Richard WarmanCanada might seem a tranquil country, but it is also the country where the Canadian Human Rights Commission has been playing a game that any Big Brother nation could be more than proud of: setting up people so that they will commit a crime - of the human rights' kind - and then charge them, to show how everything is fine and well in Canada and human rights are protected by... Big Brother.

A tribunal prosecuting alleged hatemonger Marc Lemire has been able to change the entire scope and focus of the actual tribunal. Rather than focus on the "crime", the Canadian Human Rights Commission's modus operandi has been brought out - and it seems it's a lot of dirty laundry that's been uncovered.
The tribunal revealed how its members were logging onto Internet hate sites under assumed names, trying to conceal what they were up to by using the wireless Internet account belonging to a young woman who seems to be completely uninvolved in any of it and, according to Lemire, trying to entrap people who visited his site.
Only the unusual circumstance of these people being publicly cross-examined brought any of this to light. Canada has now discovered that the CHRC tolerates sleazy behaviours among its investigating officers that have no place in a free society.

Marc Lemire is a computer whiz, and also past-president of the late Heritage Front, a neo-Nazi organization. That is to say that while a quick glance at his freedomsite.org looks mostly concerned with free speech, he is not the ideal poster boy for it.
Enter Richard Warman, a former CHRC employee but now a serial complainer to it with a seemingly boundless vulnerability to offence. He complains about offensive comments on Lemire's web page. Lemire is then charged under Section 13.1 of the Canadian Human Rights Act, which makes it illegal to disseminate material on the Internet "likely to expose a person or persons to hatred or contempt."
For Warman, it is a familiar evolution; he has done this a dozen times before with other people, and is so far 12 for 12. Lemire, however, suspects the commission itself may be the source of some comments. Sure enough, at the tribunal, two CHRC employees admit logging in under false names to post provocative comments.
So, how do you feel about the Canadian state using agents as provocateurs? That is, people who will pretend to think like you, egg you on until you say something you might not otherwise have said, then haul you before a human rights tribunal? Is that the role of government? Maybe it was in the Soviet Union, maybe it is in China. But in Canada? That's assuming you accept the Canadian state has any business having an opinion about what you think in the first place.

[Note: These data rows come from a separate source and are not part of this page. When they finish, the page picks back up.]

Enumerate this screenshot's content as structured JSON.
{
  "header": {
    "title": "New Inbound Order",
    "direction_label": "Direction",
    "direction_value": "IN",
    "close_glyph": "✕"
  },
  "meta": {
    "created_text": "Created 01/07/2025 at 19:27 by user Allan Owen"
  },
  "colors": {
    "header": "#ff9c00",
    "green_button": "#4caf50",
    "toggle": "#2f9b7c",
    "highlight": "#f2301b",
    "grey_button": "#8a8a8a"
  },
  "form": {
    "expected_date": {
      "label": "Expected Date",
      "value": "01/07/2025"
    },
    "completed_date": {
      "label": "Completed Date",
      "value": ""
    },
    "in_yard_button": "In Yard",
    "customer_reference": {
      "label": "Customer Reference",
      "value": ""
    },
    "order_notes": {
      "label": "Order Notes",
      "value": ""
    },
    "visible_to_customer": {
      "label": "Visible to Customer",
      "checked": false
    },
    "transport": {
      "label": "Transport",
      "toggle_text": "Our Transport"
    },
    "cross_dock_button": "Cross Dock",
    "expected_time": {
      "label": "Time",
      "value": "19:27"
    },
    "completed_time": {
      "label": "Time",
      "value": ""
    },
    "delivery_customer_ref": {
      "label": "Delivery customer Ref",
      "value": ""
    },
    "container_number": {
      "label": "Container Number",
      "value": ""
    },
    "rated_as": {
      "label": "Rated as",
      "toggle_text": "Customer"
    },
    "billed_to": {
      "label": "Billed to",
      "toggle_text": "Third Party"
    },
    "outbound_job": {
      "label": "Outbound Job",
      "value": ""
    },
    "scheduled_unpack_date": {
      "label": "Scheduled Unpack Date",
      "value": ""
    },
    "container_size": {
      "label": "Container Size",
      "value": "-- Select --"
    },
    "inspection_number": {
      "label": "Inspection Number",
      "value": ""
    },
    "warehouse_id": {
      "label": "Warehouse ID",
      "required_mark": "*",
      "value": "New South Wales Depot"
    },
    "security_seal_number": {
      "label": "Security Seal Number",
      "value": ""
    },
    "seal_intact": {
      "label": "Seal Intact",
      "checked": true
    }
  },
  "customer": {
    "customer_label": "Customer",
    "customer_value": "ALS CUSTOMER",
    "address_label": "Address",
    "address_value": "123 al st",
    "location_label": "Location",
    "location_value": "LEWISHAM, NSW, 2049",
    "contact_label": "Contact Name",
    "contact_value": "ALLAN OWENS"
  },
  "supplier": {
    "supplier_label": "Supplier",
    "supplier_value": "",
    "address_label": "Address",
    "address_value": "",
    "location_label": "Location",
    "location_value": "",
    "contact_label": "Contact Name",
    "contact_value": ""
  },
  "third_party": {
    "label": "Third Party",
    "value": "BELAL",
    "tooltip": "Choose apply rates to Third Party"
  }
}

Then, there's this business of the drive-by Wi-Fi. What high and mighty servants we Canadians do have who, having cloaked themselves in a fake identity - Jadewarr was one - then presume to appropriate the Internet address of a private citizen, and use it to post messages to a site most people wouldn't want to have anything to do with. If the police set up their radar camera in your driveway, you'd have a legitimate beef. It's like that, except these people aren't even policemen investigating a real crime, they're bureaucrats trying to convict somebody of a crime that's only "likely."
Yes, police go undercover to catch drug dealers. CSIS also has covert powers. But this something altogether different, not? There is a totalitarian feel to this. The CHRC is not a secret police, but some of its people are playing at things secret police forces do. They are not necessarily even bad people, but the KGB and the Spanish Inquisition, to name a couple of enforcers of orthodoxy, have this in common: They all believed what they were doing was a good thing, even as they trampled all over liberty. Warman, for instance, is on record: "It's imperative individuals and groups take steps as strong as they can to defend human rights in Canada, because if they're not defended, they get undermined." And to do so, it appears a select group of people have made sure to create a totally fabricated series of events, to be played out for general consumption, that "human rights" are defended.